Richard III was born on 2 October 1452 at Fotheringhay Castle in Northamptonshire to Richard, Duke of York and Lady Cecily Neville. York, a potential claimant to the throne, was frequently in opposition to the rule of Henry VI (descended from the Dukes of Lancaster). The following thirty years of instability and civil war between the Yorkists and Lancastrians is commonly labelled the ‘Wars of the Roses’.
Richard’s young life was dominated by this unrest. In 1460, at eight years old, Richard and his older brother, George, escaped to the Low Countries (Netherlands and Belgium) following the deaths of their father and elder brother, Edmund at the Battle of Wakefield. They returned to England a year later following the defeat of the Lancastrians at the Battle of Towton, and participated in the coronation of their eldest brother, Edward IV. Shortly after, Richard was made Duke of Gloucester.

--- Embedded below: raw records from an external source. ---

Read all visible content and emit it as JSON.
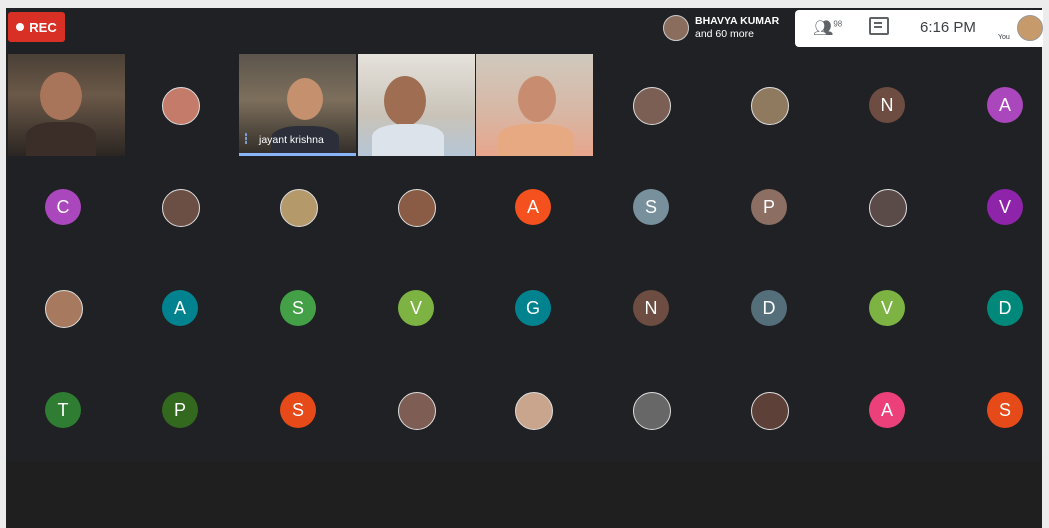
{
  "rec_label": "REC",
  "presenter": {
    "name": "BHAVYA KUMAR",
    "others": "and 60 more"
  },
  "toolbar": {
    "people_count": "98",
    "time": "6:16 PM",
    "you_label": "You"
  },
  "videos": [
    {
      "label": ""
    },
    {
      "label": "jayant krishna",
      "speaking": true
    },
    {
      "label": ""
    },
    {
      "label": ""
    }
  ],
  "tiles": [
    {
      "kind": "photo",
      "color": "#c47b6a"
    },
    {
      "kind": "photo",
      "color": "#7b5f55"
    },
    {
      "kind": "photo",
      "color": "#8f7a5f"
    },
    {
      "kind": "letter",
      "letter": "N",
      "color": "#6d4c41"
    },
    {
      "kind": "letter",
      "letter": "A",
      "color": "#ab47bc"
    },
    {
      "kind": "letter",
      "letter": "C",
      "color": "#ab47bc"
    },
    {
      "kind": "photo",
      "color": "#6b4f45"
    },
    {
      "kind": "photo",
      "color": "#b49a6b"
    },
    {
      "kind": "photo",
      "color": "#8a5c45"
    },
    {
      "kind": "letter",
      "letter": "A",
      "color": "#f4511e"
    },
    {
      "kind": "letter",
      "letter": "S",
      "color": "#78909c"
    },
    {
      "kind": "letter",
      "letter": "P",
      "color": "#8d6e63"
    },
    {
      "kind": "photo",
      "color": "#5a4a48"
    },
    {
      "kind": "letter",
      "letter": "V",
      "color": "#8e24aa"
    },
    {
      "kind": "photo",
      "color": "#a77a5f"
    },
    {
      "kind": "letter",
      "letter": "A",
      "color": "#00838f"
    },
    {
      "kind": "letter",
      "letter": "S",
      "color": "#43a047"
    },
    {
      "kind": "letter",
      "letter": "V",
      "color": "#7cb342"
    },
    {
      "kind": "letter",
      "letter": "G",
      "color": "#00838f"
    },
    {
      "kind": "letter",
      "letter": "N",
      "color": "#6d4c41"
    },
    {
      "kind": "letter",
      "letter": "D",
      "color": "#546e7a"
    },
    {
      "kind": "letter",
      "letter": "V",
      "color": "#7cb342"
    },
    {
      "kind": "letter",
      "letter": "D",
      "color": "#00897b"
    },
    {
      "kind": "letter",
      "letter": "T",
      "color": "#2e7d32"
    },
    {
      "kind": "letter",
      "letter": "P",
      "color": "#33691e"
    },
    {
      "kind": "letter",
      "letter": "S",
      "color": "#e64a19"
    },
    {
      "kind": "photo",
      "color": "#7e5d54"
    },
    {
      "kind": "photo",
      "color": "#c9a58d"
    },
    {
      "kind": "photo",
      "color": "#676767"
    },
    {
      "kind": "photo",
      "color": "#5d4037"
    },
    {
      "kind": "letter",
      "letter": "A",
      "color": "#ec407a"
    },
    {
      "kind": "letter",
      "letter": "S",
      "color": "#e64a19"
    }
  ]
}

In 1465 Richard, aged thirteen, entered the household of his cousin Richard Neville, Earl of Warwick, to complete his education, learning the skills required to become a successful soldier and statesman. Much of this time was spent at Middleham in Yorkshire where he probably met his future wife, Warwick’s younger daughter, Anne Neville.

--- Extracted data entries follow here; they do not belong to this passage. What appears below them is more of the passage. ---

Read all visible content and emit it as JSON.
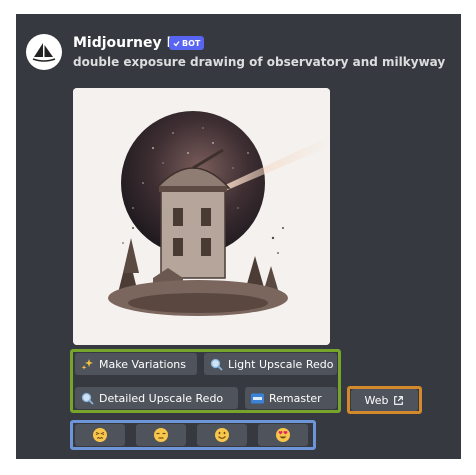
{
  "message": {
    "author": "Midjourney Bot",
    "badge": "BOT",
    "prompt": "double exposure drawing of observatory and milkyway",
    "image_subject": "observatory-milkyway-double-exposure"
  },
  "buttons": {
    "make_variations": "Make Variations",
    "light_upscale_redo": "Light Upscale Redo",
    "detailed_upscale_redo": "Detailed Upscale Redo",
    "remaster": "Remaster",
    "web": "Web"
  },
  "reactions": [
    {
      "icon": "confounded-face-icon"
    },
    {
      "icon": "unamused-face-icon"
    },
    {
      "icon": "smiling-face-icon"
    },
    {
      "icon": "heart-eyes-face-icon"
    }
  ],
  "colors": {
    "panel": "#36393f",
    "button": "#4f545c",
    "bot_badge": "#5865f2",
    "highlight_green": "#77a52c",
    "highlight_orange": "#d48a2b",
    "highlight_blue": "#6d95d8"
  }
}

In 1470 Warwick, along with Richard’s brother George, rebelled, successfully restoring Henry VI to the throne. Edward IV and Richard were forced to seek refuge, returning again to the Low Countries. However, the following year Edward IV defeated and killed Warwick at the Battle of Barnet and defeated the Lancastrians at Tewksbury, ending the conflict. Richard played a crucial role in both battles and was slightly wounded at Barnet.

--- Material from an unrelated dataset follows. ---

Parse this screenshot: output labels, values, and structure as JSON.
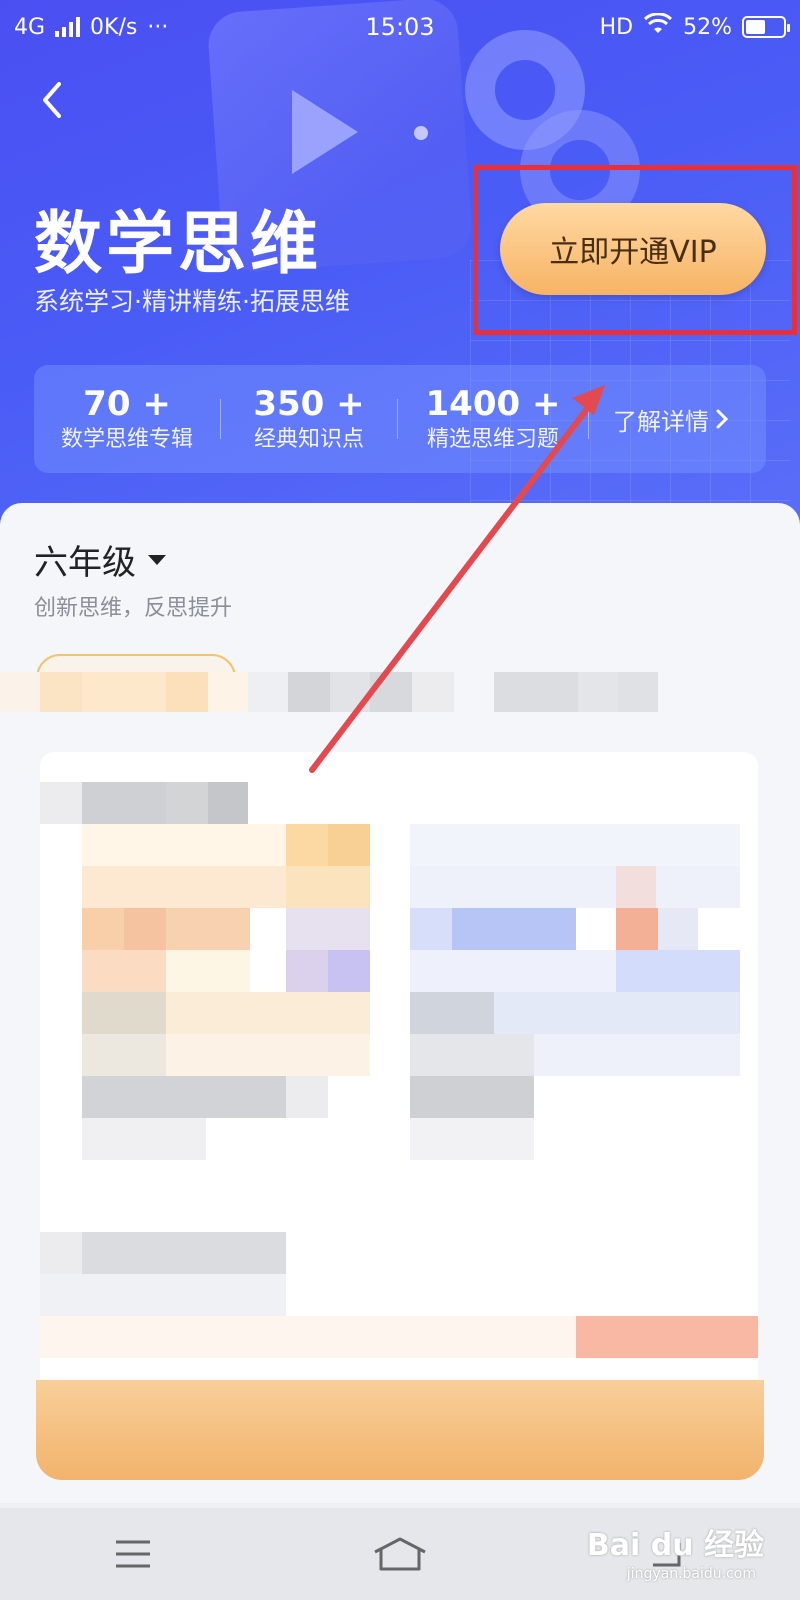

On 9 April 1483 Edward IV died, leaving his 12-year-old son, Edward V, to succeed him. Richard immediately took charge of his nephew, assuming the protectorship of the realm. Edward V and his younger brother, Richard, were housed in the royal apartments at the Tower of London.
Richard postponed the coronation. Events then moved rapidly. Richard’s claim to the throne was publicised in London on 22 June. It was asserted not only that Edward IV was illegitimate but also that his sons were illegitimate on the grounds that Edward had a pre-contract of marriage to another woman before he wed Elizabeth Woodville. Richard assumed the throne on 26 June and was crowned ten days later in Westminster Abbey.
Richard III’s reign was short, lasting just over two years. His nephews soon disappeared from sight and contemporaries came to believe that they were dead. Opposition to Richard’s rule grew, coalescing around Henry Tudor, the last Lancastrian claimant to the throne (then exiled in France). By 1484 the king was increasingly reliant on a small group of associates and the threat of insurrection overshadowed his reign.
Finally, in 1485, the long-awaited invasion occurred, and Richard successfully forced a confrontation with the rebels near the town of Market Bosworth in Leicestershire. On 22 August, Richard’s greater force met Henry Tudor’s army in battle in what was to become a pivotal moment in English history. Richard was slain, leaving Henry victorious as King Henry VII. Richard’s body was brought to Leicester and after a short period of public display, he was buried in the choir of the Grey Friars church.